Malaysia : Malaysia has only 30 million people, or 12% the population of
Indonesia, yet Malaysians spend more than $360 annually per person on
healthcare, more than twice their per-capita spending a decade ago. The
country’s total healthcare expenditure reached more than $12 billion in 2013 and
is forecast to climb to almost $17 billion by 2015. Although Malaysia has
significantly fewer people than Thailand and Indonesia, its medical device
market, worth at $1 billion, is equal in value to the markets in these more
populous countries. The device market in Malaysia is expected to nearly triple
in value, to $2.7 billion, by 2018.
Malaysia has designated medical devices as a key sector for increased
development and promotion. The government also identified healthcare as one of
its national key economic areas in 2010. Malaysia is now investing hundreds of
millions of dollars in healthcare infrastructure and clinical research. The
country has more than 350 hospitals, including approximately 150 public
hospitals. Domestic Malaysian medical manufacturers currently supply 80% of the
world’s catheters and 60% of the world’s rubber gloves.
Until recently, Malaysia had no medical device regulations. However, in 2012
Malaysia introduced several different acts and regulations for medical devices.
A new Medical Device Authority is now responsible for regulation enforcement.

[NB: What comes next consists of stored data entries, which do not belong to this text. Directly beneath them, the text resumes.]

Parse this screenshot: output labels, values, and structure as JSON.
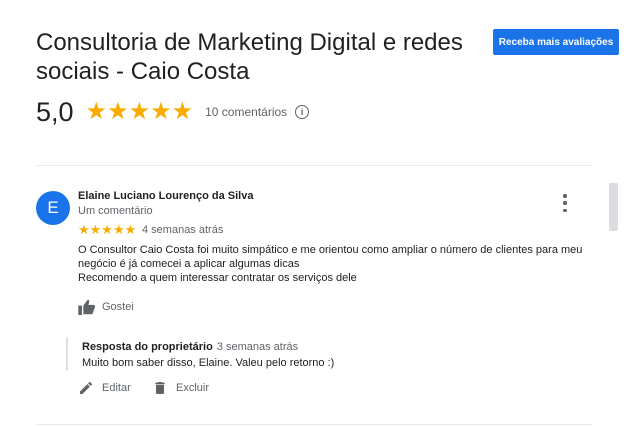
{
  "header": {
    "title": "Consultoria de Marketing Digital e redes sociais - Caio Costa",
    "cta_label": "Receba mais avaliações"
  },
  "summary": {
    "rating": "5,0",
    "stars": "★★★★★",
    "review_count": "10 comentários"
  },
  "review": {
    "avatar_letter": "E",
    "author": "Elaine Luciano Lourenço da Silva",
    "author_sub": "Um comentário",
    "stars": "★★★★★",
    "time": "4 semanas atrás",
    "text_line1": "O Consultor Caio Costa foi muito simpático e me orientou como ampliar o número de clientes para meu negócio é já comecei a aplicar algumas dicas",
    "text_line2": "Recomendo a quem interessar contratar os serviços dele",
    "like_label": "Gostei"
  },
  "reply": {
    "label": "Resposta do proprietário",
    "time": "3 semanas atrás",
    "text": "Muito bom saber disso, Elaine. Valeu pelo retorno :)"
  },
  "actions": {
    "edit_label": "Editar",
    "delete_label": "Excluir"
  },
  "icons": {
    "info": "info-icon",
    "more": "more-vert-icon",
    "like": "thumb-up-icon",
    "edit": "pencil-icon",
    "delete": "trash-icon"
  },
  "colors": {
    "accent": "#1a73e8",
    "star": "#f9ab00"
  }
}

Following creation of Malaysia’s first comprehensive medical device registration
system all imported devices must be registered and approved through the Medical
Device Centralized Application System (MEDCAST) by July 2014. The online system
is relatively cost-effective and efficient. Any companies that have not
registered by July 2014 could see their devices taken off the market and/or face
jail time and fines. Foreign device companies are now nervously scrambling to
meet this deadline.
The Philippines : With a population of 106 million, the Philippines is made up of
more than 7,000 islands. The average Filipino spent more than $100 on healthcare
last year, up from $33 annually a decade earlier. The country’s medical device
market is valued at more than $300 million and is growing at 10% annually thanks
to a growing private sector and rising healthcare spending. The market is almost
entirely composed of imports, with locally-made devices accounting for less than
3%.
Approximately 80% of all Filipinos are currently enrolled in the country’s
national health insurance system, which is primarily based on public hospitals,
mostly under the administration of the Ministry of Health. These facilities have
significant autonomy in procurement but are hampered by a severe lack of funds.
Conversely, private hospitals are much better funded, enabling them to buy
high-end devices. Heart disease is among the top causes of death in the
Philippines, as are cerebrovascular diseases and cancer.
All foreign medical devices in the Philippines must be registered. The Bureau of
Food and Drug Administration (BFAD) is the primary body governing medical
devices. Part of the Department of Health, the BFAD was created to oversee the
efficacy, quality, safety, and purity of health products. The Food, Drug, and
Cosmetic Act regulates medical devices, cosmetics, diagnostic reagents, drugs,
household hazardous substances, and food.